Timothy James Keller was born on September 23, 1950 in Allentown, Pa. His father, William, was a TV advertising executive. His mother, Louise (Clemente) Keller, was a nurse. They met during World War II, when William Keller was a conscientious objector assigned to care for patients in a psychiatric ward.

Tim was raised Lutheran and embraced the church through the InterVarsity Christian Communitya ministry that operated on college campuses while he attended Bucknell University in Pennsylvania, where he majored in religion.

He defined one fully formed Christian as “one who finds Christianity both rationally and intellectually credible, as well as emotionally and existentially true and satisfying.”

After graduating with a bachelor’s degree in 1972, he went to university Westminster Theological Seminary in Montgomery County, Pennsylvania, where he earned a master’s degree in divinity in 1975 and a doctorate in 1981. There he met Kathy Louise Kristy, who decided not to become a minister because female ministers were not biblical.
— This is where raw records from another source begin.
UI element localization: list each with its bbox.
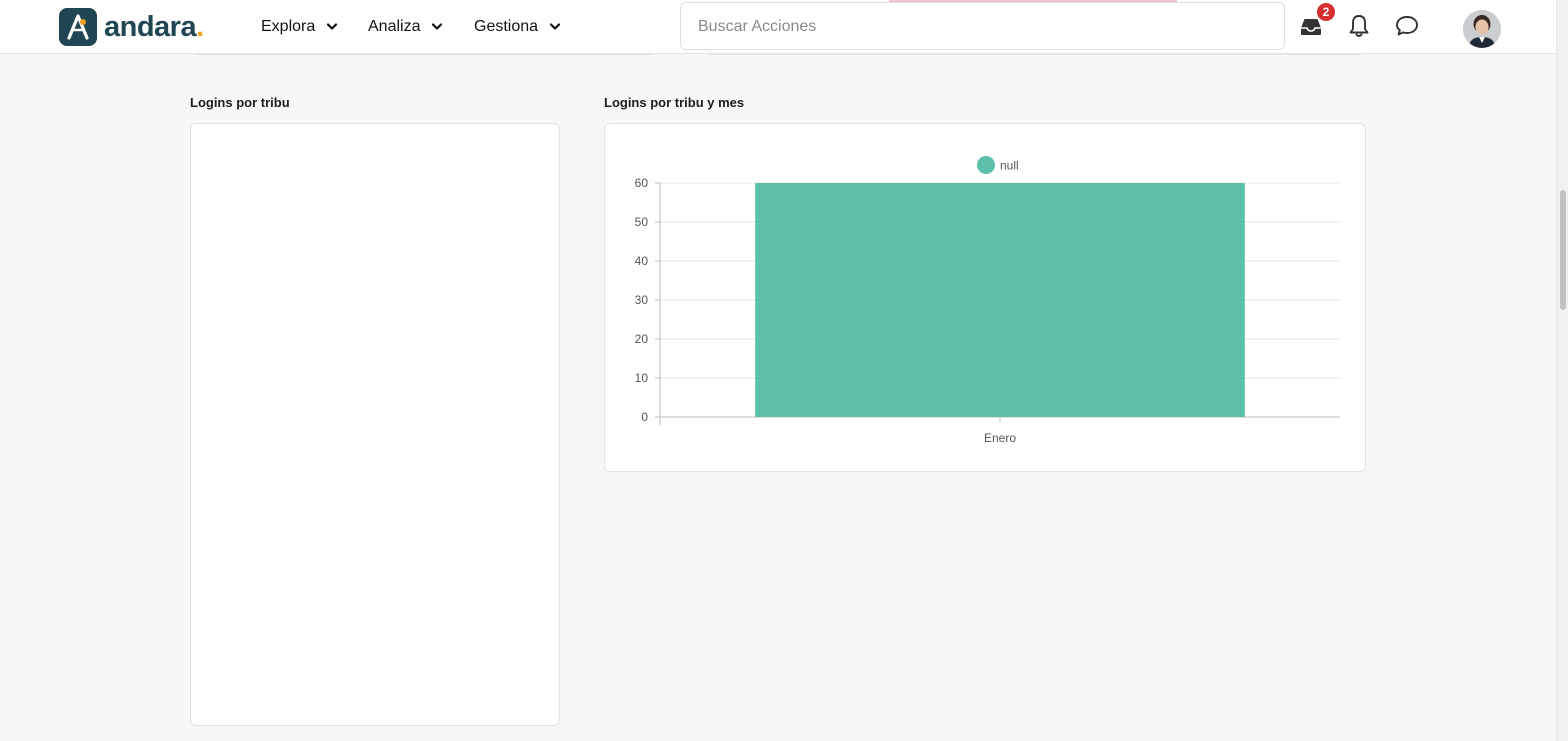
nav-gestiona-label: Gestiona <box>474 18 539 35</box>
nav-explora[interactable]: Explora <box>261 14 338 40</box>
search-box <box>680 2 1285 51</box>
inbox-badge: 2 <box>1317 3 1335 21</box>
y-tick-label: 20 <box>635 332 649 346</box>
x-tick-label: Enero <box>984 431 1016 445</box>
panel-title-logins-por-tribu: Logins por tribu <box>190 95 290 110</box>
nav-analiza[interactable]: Analiza <box>368 14 443 40</box>
brand-wordmark[interactable]: andara. <box>104 8 204 46</box>
bar-chart: 0 10 20 30 40 50 60 Enero null <box>635 156 1340 445</box>
y-tick-label: 50 <box>635 215 649 229</box>
nav-analiza-label: Analiza <box>368 18 421 35</box>
y-tick-label: 30 <box>635 293 649 307</box>
legend-label: null <box>1000 159 1019 173</box>
legend-swatch <box>977 156 995 174</box>
top-navbar: andara. Explora Analiza Gestiona 2 <box>0 0 1556 54</box>
chevron-down-icon <box>431 23 443 30</box>
scrollbar-thumb[interactable] <box>1560 190 1566 310</box>
bell-icon[interactable] <box>1345 12 1373 40</box>
logins-por-tribu-y-mes-card: 0 10 20 30 40 50 60 Enero null <box>604 123 1366 472</box>
y-tick-label: 10 <box>635 371 649 385</box>
bar-enero[interactable] <box>755 183 1245 417</box>
y-tick-label: 60 <box>635 176 649 190</box>
y-tick-label: 0 <box>641 410 648 424</box>
user-avatar[interactable] <box>1463 10 1501 48</box>
chevron-down-icon <box>326 23 337 30</box>
chevron-down-icon <box>549 23 560 30</box>
logins-por-tribu-card <box>190 123 560 726</box>
panel-title-logins-por-tribu-y-mes: Logins por tribu y mes <box>604 95 745 110</box>
loading-indicator <box>889 0 1177 2</box>
y-tick-label: 40 <box>635 254 649 268</box>
search-input[interactable] <box>696 3 1270 51</box>
nav-gestiona[interactable]: Gestiona <box>474 14 561 40</box>
chat-bubble-icon[interactable] <box>1393 12 1421 40</box>
nav-explora-label: Explora <box>261 18 316 35</box>
andara-logo-icon[interactable] <box>59 8 97 46</box>
page-scrollbar[interactable] <box>1556 0 1568 741</box>
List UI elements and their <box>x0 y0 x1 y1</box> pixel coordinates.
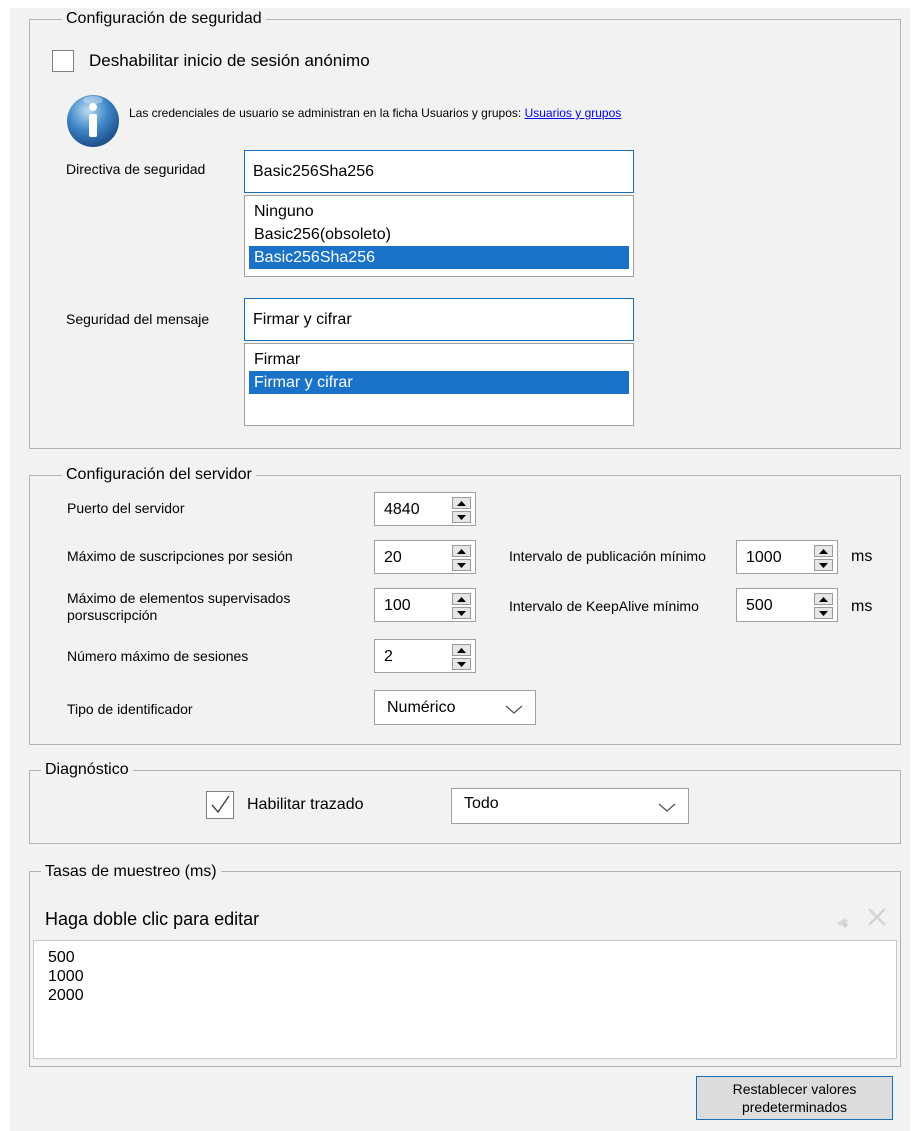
sampling-legend: Tasas de muestreo (ms) <box>41 862 221 882</box>
sampling-header: Haga doble clic para editar <box>33 896 897 940</box>
add-icon[interactable] <box>834 914 850 930</box>
keepalive-unit: ms <box>851 598 873 615</box>
sampling-rate-item[interactable]: 1000 <box>48 967 896 986</box>
anonymous-login-label: Deshabilitar inicio de sesión anónimo <box>89 51 370 70</box>
id-type-dropdown[interactable]: Numérico <box>374 690 536 725</box>
message-security-field[interactable]: Firmar y cifrar <box>244 298 634 341</box>
spin-up-icon[interactable] <box>452 497 471 509</box>
chevron-down-icon <box>658 803 676 812</box>
spin-down-icon[interactable] <box>452 559 471 571</box>
max-items-label-line2: porsuscripción <box>67 607 158 623</box>
max-subscriptions-stepper[interactable]: 20 <box>374 540 476 574</box>
id-type-label: Tipo de identificador <box>67 701 193 717</box>
keepalive-stepper[interactable]: 500 <box>736 588 838 622</box>
server-port-stepper[interactable]: 4840 <box>374 492 476 526</box>
spin-down-icon[interactable] <box>452 607 471 619</box>
info-message: Las credenciales de usuario se administr… <box>129 106 522 120</box>
trace-label: Habilitar trazado <box>247 796 364 813</box>
spin-down-icon[interactable] <box>452 511 471 523</box>
message-security-value: Firmar y cifrar <box>253 310 352 328</box>
diagnostics-legend: Diagnóstico <box>41 760 133 780</box>
trace-checkbox[interactable] <box>206 791 234 819</box>
security-legend: Configuración de seguridad <box>62 9 266 29</box>
max-subscriptions-label: Máximo de suscripciones por sesión <box>67 548 293 564</box>
pub-interval-label: Intervalo de publicación mínimo <box>509 548 706 564</box>
spin-down-icon[interactable] <box>814 607 833 619</box>
max-sessions-value: 2 <box>384 648 393 665</box>
server-port-value: 4840 <box>384 501 420 518</box>
pub-interval-stepper[interactable]: 1000 <box>736 540 838 574</box>
spin-down-icon[interactable] <box>452 658 471 670</box>
chevron-down-icon <box>505 705 523 714</box>
max-items-label-line1: Máximo de elementos supervisados <box>67 590 291 606</box>
max-items-value: 100 <box>384 597 411 614</box>
policy-option-basic256[interactable]: Basic256(obsoleto) <box>249 223 629 246</box>
max-items-label: Máximo de elementos supervisados porsusc… <box>67 590 290 624</box>
message-option-firmar[interactable]: Firmar <box>249 348 629 371</box>
message-option-firmar-cifrar[interactable]: Firmar y cifrar <box>249 371 629 394</box>
security-policy-field[interactable]: Basic256Sha256 <box>244 150 634 193</box>
spin-up-icon[interactable] <box>452 545 471 557</box>
info-icon <box>67 95 119 147</box>
policy-option-ninguno[interactable]: Ninguno <box>249 200 629 223</box>
message-security-label: Seguridad del mensaje <box>66 311 210 327</box>
anonymous-login-checkbox[interactable] <box>52 50 74 72</box>
pub-interval-value: 1000 <box>746 549 782 566</box>
checkmark-icon <box>211 795 230 814</box>
security-policy-value: Basic256Sha256 <box>253 162 374 180</box>
delete-icon[interactable] <box>866 906 888 928</box>
spin-up-icon[interactable] <box>814 545 833 557</box>
message-security-list[interactable]: Firmar Firmar y cifrar <box>244 343 634 426</box>
security-policy-list[interactable]: Ninguno Basic256(obsoleto) Basic256Sha25… <box>244 195 634 277</box>
spin-up-icon[interactable] <box>814 593 833 605</box>
security-policy-label: Directiva de seguridad <box>66 161 206 177</box>
server-legend: Configuración del servidor <box>62 465 256 485</box>
spin-down-icon[interactable] <box>814 559 833 571</box>
max-subscriptions-value: 20 <box>384 549 402 566</box>
sampling-rate-item[interactable]: 2000 <box>48 986 896 1005</box>
trace-level-value: Todo <box>464 795 499 812</box>
sampling-header-text: Haga doble clic para editar <box>45 909 260 929</box>
users-groups-link[interactable]: Usuarios y grupos <box>525 106 622 120</box>
info-text: Las credenciales de usuario se administr… <box>129 106 621 121</box>
reset-defaults-button[interactable]: Restablecer valores predeterminados <box>696 1076 893 1120</box>
max-sessions-stepper[interactable]: 2 <box>374 639 476 673</box>
max-sessions-label: Número máximo de sesiones <box>67 648 249 664</box>
pub-interval-unit: ms <box>851 548 873 565</box>
spin-up-icon[interactable] <box>452 644 471 656</box>
sampling-rates-list[interactable]: 500 1000 2000 <box>33 940 897 1059</box>
sampling-rate-item[interactable]: 500 <box>48 948 896 967</box>
reset-button-line1: Restablecer valores <box>732 1081 857 1097</box>
policy-option-basic256sha256[interactable]: Basic256Sha256 <box>249 246 629 269</box>
id-type-value: Numérico <box>387 699 456 716</box>
server-port-label: Puerto del servidor <box>67 500 185 516</box>
spin-up-icon[interactable] <box>452 593 471 605</box>
reset-button-line2: predeterminados <box>741 1099 848 1115</box>
max-items-stepper[interactable]: 100 <box>374 588 476 622</box>
keepalive-label: Intervalo de KeepAlive mínimo <box>509 598 699 614</box>
trace-level-dropdown[interactable]: Todo <box>451 788 689 824</box>
keepalive-value: 500 <box>746 597 773 614</box>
They married in 1975.

She survives him, along with three sons, David, Michael and Jonathan; a sister, Sharon Johnson; and seven grandchildren. Michael Keller is a pastor at Redeemer Lincoln Square.

Mr. Keller served with InterVarsity Christian Fellowship in Boston and was ordained there before serving as a pastor for nine years in Hopewell, Virginia, overseeing the development of new congregations in the Mid-Atlantic region for the Presbyterian Church.

When New York seemed so daunting that Mr. Keller’s first two choices for pastor rejected him, he felt compelled to take on the challenge himself.

“I just thought it was cowardly of me not to do it,” he told New York magazine. “But we had a kind of ‘sick in our stomach’ feeling every day.”

“The big bad whore of Babylon is where we went,” Ms. Keller told the magazine.

The family moved into an apartment on Roosevelt Island.

His success as a founding pastor of Redeemer in 1989 and his experience with a bout of thyroid cancer in 2002 helped dispel any doubts he had about God, he told the website First things in 2008.

He reaffirmed that belief in his 2021 Twitter post announcing his cancer diagnosis, writing, “It is endlessly comforting to have a God who is both infinitely wiser and more loving than I am. He has many good reasons for everything he does and allows me not to know, and therein lies my hope and strength.

Mr. Keller summed up the Savior’s mission in one biblical passage, Proverbs, Chapter II, verse 10: “When the righteous prosper, the city rejoiceth.”

He told The Times, “I wanted to prove that the gospel could change people even in New York.”

Shivani Gonzalez contributed reporting.